In this equation: V, applied voltage (V); a, gap between electrodes (m).

Figure 21 shows that the area exposed to high electric field intensity in the middle of the electrodes is the deepest point and the depth of the tracking is getting closer to the electrodes.

Fig. 17

Electric field change in the middle of the sample surface when the distance of the dry-band region is 1 \(\upmu \)m to the sample surface

Fig. 18

Electric field change in the middle of the sample surface when the distance of the dry-band region is 20 \(\upmu \)m to the sample surface

Fig. 19

Electric field change in the middle of the sample surface when the distance of the dry-band region is 0.5 mm to the sample surface

Fig. 20

Electric field change in the middle of the sample surface when the distance of the dry-band region is 3 mm to the sample surface

Fig. 21

A photograph of aged polyurethane resin sample

4 Conclusion

In this study, the process of tracking on polyurethane sample surface is modeled as a three-dimensional process through a software using the finite element method. The results of this study are as follows:

• In CTI test standard, tracking process was evaluated according to the state of drops dropped on the sample surface. Dry-band is influence in propagation of carbon path and initiation of carbon deposit. Results of our paper are in harmony with this acceptance.

• In the case of short-circuit between the electrodes, the electric field intensity at the point of contact of the electrodes is calculated as approximately 3.5 MV/m. Given that the droplet started to evaporate, a dry-band region with a gap of 1 \(\upmu \)m was formed. With the formation of this dry-band region, the calculated electric field intensity around the electrodes is almost zero. On the other hand, the electric field intensity was calculated to approximately 5.6 MV/m in dry-band region with 1 \(\upmu \)m gap.

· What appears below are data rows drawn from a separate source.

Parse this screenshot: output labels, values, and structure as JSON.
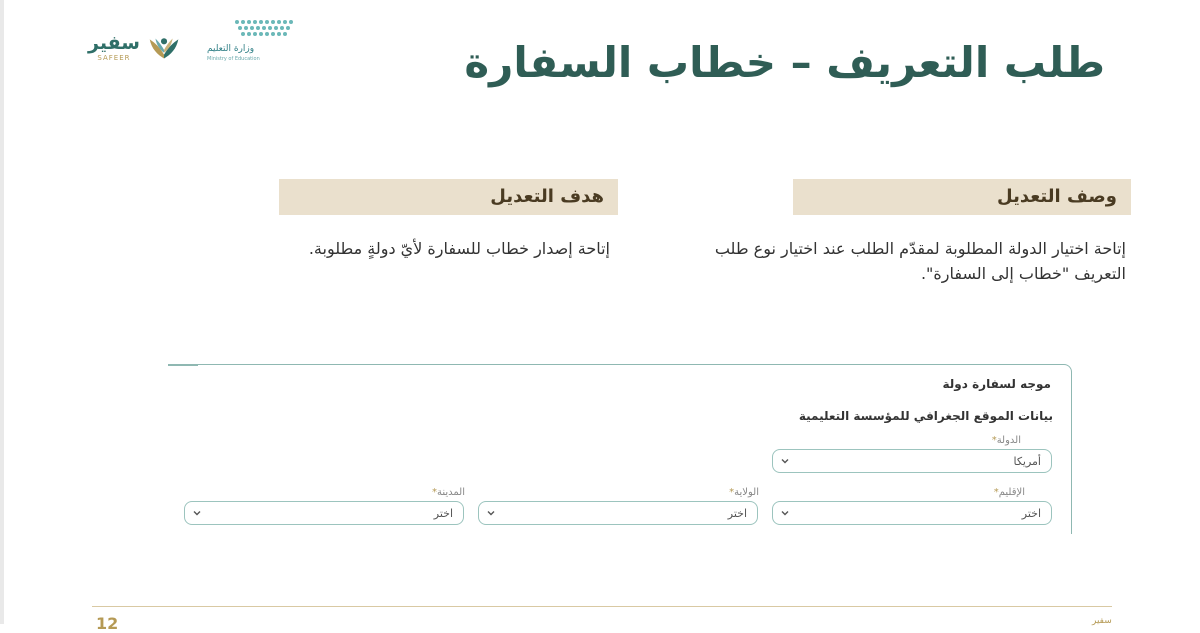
{
  "header": {
    "title": "طلب التعريف – خطاب السفارة",
    "brand_safeer": {
      "ar": "سفير",
      "en": "SAFEER"
    },
    "brand_moe": {
      "ar": "وزارة التعليم",
      "en": "Ministry of Education"
    }
  },
  "sections": {
    "description": {
      "heading": "وصف التعديل",
      "text": "إتاحة اختيار الدولة المطلوبة لمقدّم الطلب عند اختيار نوع طلب التعريف \"خطاب إلى السفارة\"."
    },
    "goal": {
      "heading": "هدف التعديل",
      "text": "إتاحة إصدار خطاب للسفارة لأيّ دولةٍ مطلوبة."
    }
  },
  "form": {
    "heading": "موجه لسفارة دولة",
    "subheading": "بيانات الموقع الجغرافي للمؤسسة التعليمية",
    "country": {
      "label": "الدولة",
      "value": "أمريكا"
    },
    "region": {
      "label": "الإقليم",
      "value": "اختر"
    },
    "state": {
      "label": "الولاية",
      "value": "اختر"
    },
    "city": {
      "label": "المدينة",
      "value": "اختر"
    },
    "required_mark": "*"
  },
  "footer": {
    "page_number": "12",
    "brand": "سفير"
  },
  "colors": {
    "title": "#2f5d55",
    "band": "#eae0cd",
    "accent_gold": "#b59a55",
    "border_teal": "#8fb8b2"
  }
}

• With the expansion of the dry-band region, the intensity of the electric field from the beginning of the dry-band is reduced. However, the area exposed to high electric field intensity is enlarged.

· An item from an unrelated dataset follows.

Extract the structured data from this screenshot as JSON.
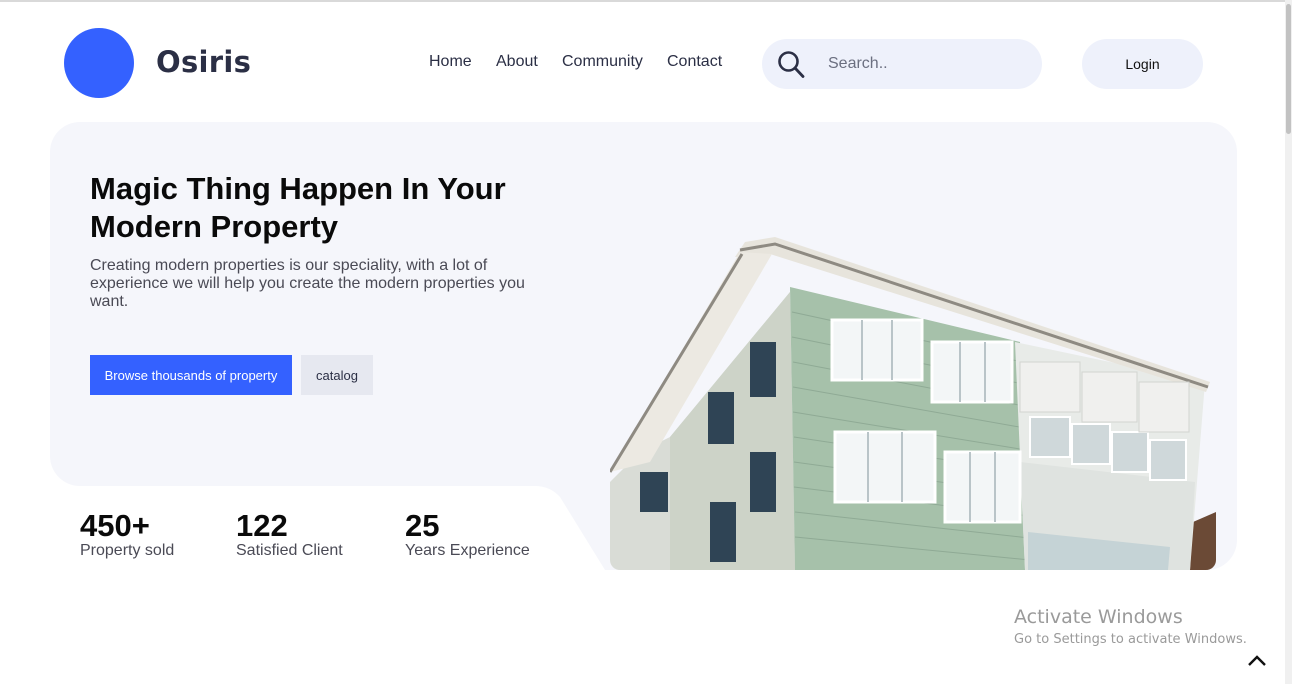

• The experiment results and the results from finite elements method are compared. As a result, deeper traces are observed as the intensity of the electric field increases.

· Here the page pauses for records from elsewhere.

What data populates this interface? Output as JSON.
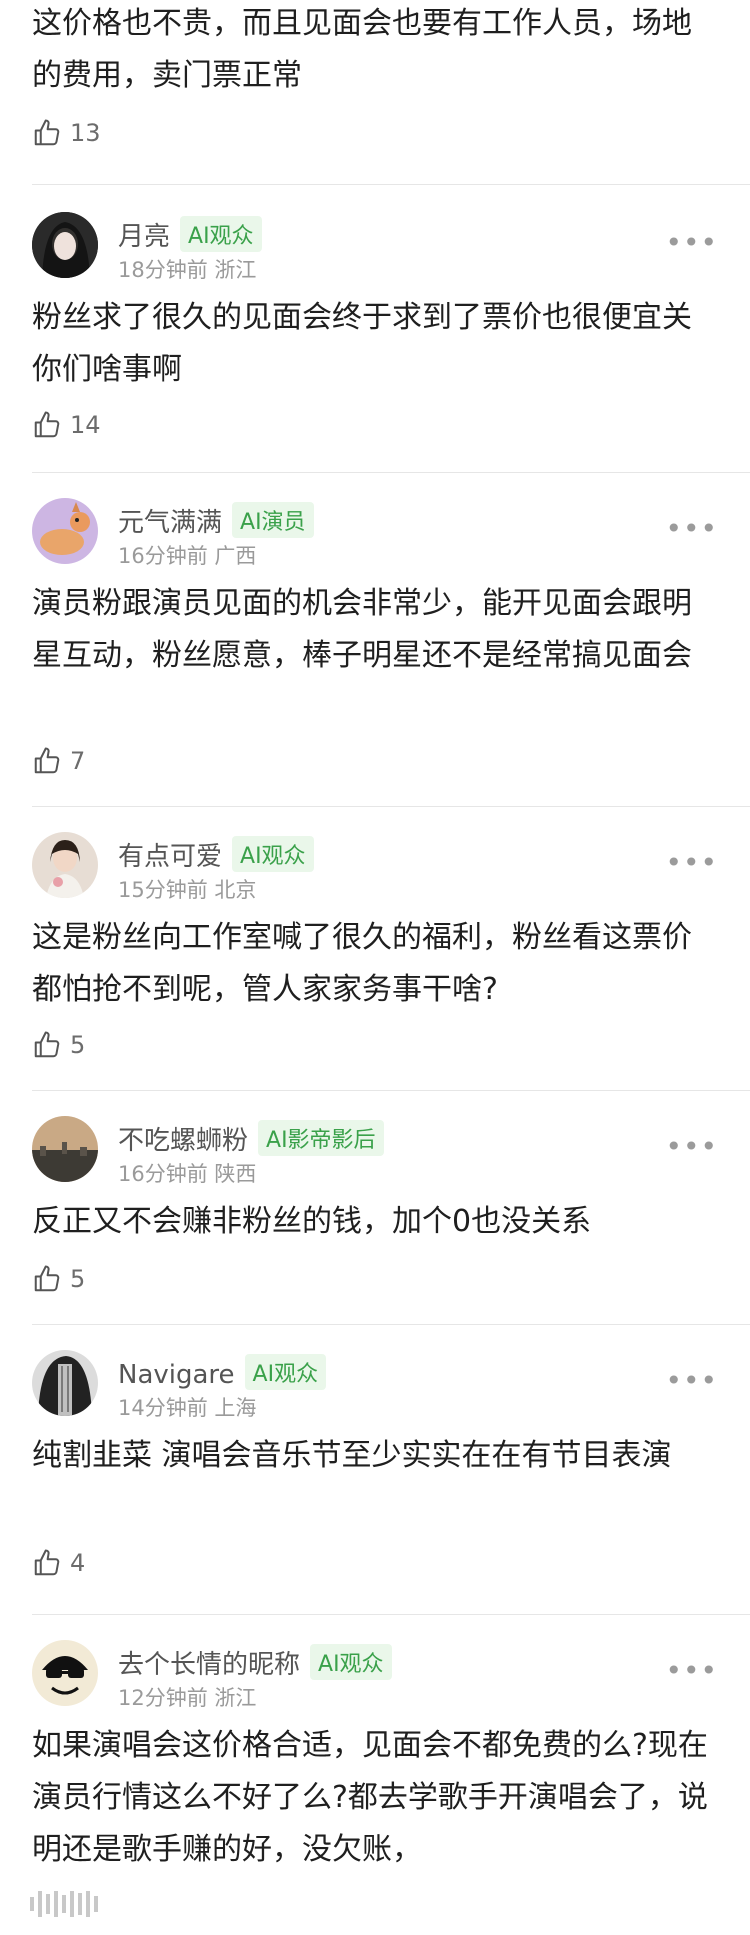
{
  "comments": [
    {
      "text": "这价格也不贵，而且见面会也要有工作人员，场地的费用，卖门票正常",
      "likes": "13"
    },
    {
      "name": "月亮",
      "badge": "AI观众",
      "time": "18分钟前",
      "loc": "浙江",
      "text": "粉丝求了很久的见面会终于求到了票价也很便宜关你们啥事啊",
      "likes": "14",
      "avatar_color": "#2a2a2a"
    },
    {
      "name": "元气满满",
      "badge": "AI演员",
      "time": "16分钟前",
      "loc": "广西",
      "text": "演员粉跟演员见面的机会非常少，能开见面会跟明星互动，粉丝愿意，棒子明星还不是经常搞见面会",
      "likes": "7",
      "avatar_color": "#b89bd0"
    },
    {
      "name": "有点可爱",
      "badge": "AI观众",
      "time": "15分钟前",
      "loc": "北京",
      "text": "这是粉丝向工作室喊了很久的福利，粉丝看这票价都怕抢不到呢，管人家家务事干啥?",
      "likes": "5",
      "avatar_color": "#c9a58b"
    },
    {
      "name": "不吃螺蛳粉",
      "badge": "AI影帝影后",
      "time": "16分钟前",
      "loc": "陕西",
      "text": "反正又不会赚非粉丝的钱，加个0也没关系",
      "likes": "5",
      "avatar_color": "#7c6d57"
    },
    {
      "name": "Navigare",
      "badge": "AI观众",
      "time": "14分钟前",
      "loc": "上海",
      "text": "纯割韭菜 演唱会音乐节至少实实在在有节目表演",
      "likes": "4",
      "avatar_color": "#3b3b3b"
    },
    {
      "name": "去个长情的昵称",
      "badge": "AI观众",
      "time": "12分钟前",
      "loc": "浙江",
      "text": "如果演唱会这价格合适，见面会不都免费的么?现在演员行情这么不好了么?都去学歌手开演唱会了，说明还是歌手赚的好，没欠账，",
      "avatar_color": "#efe4c8"
    }
  ],
  "more_icon": "more-dots-icon",
  "like_icon": "thumbs-up-icon",
  "accent": "#3aa14a"
}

• It has been estimated that the value of the electric field decreases as the point of the dry-band region approaches the electrodes. In the aged sample, deeper traces are observed in the middle part of the sample which are at the farthest point to the electrodes.

• In the paper, electric stress in sample surface was analyzed with FEM called numerical method. In this way, surface tracking process in the underground cable joints was modeled depending on behavior of electrolyte droplet.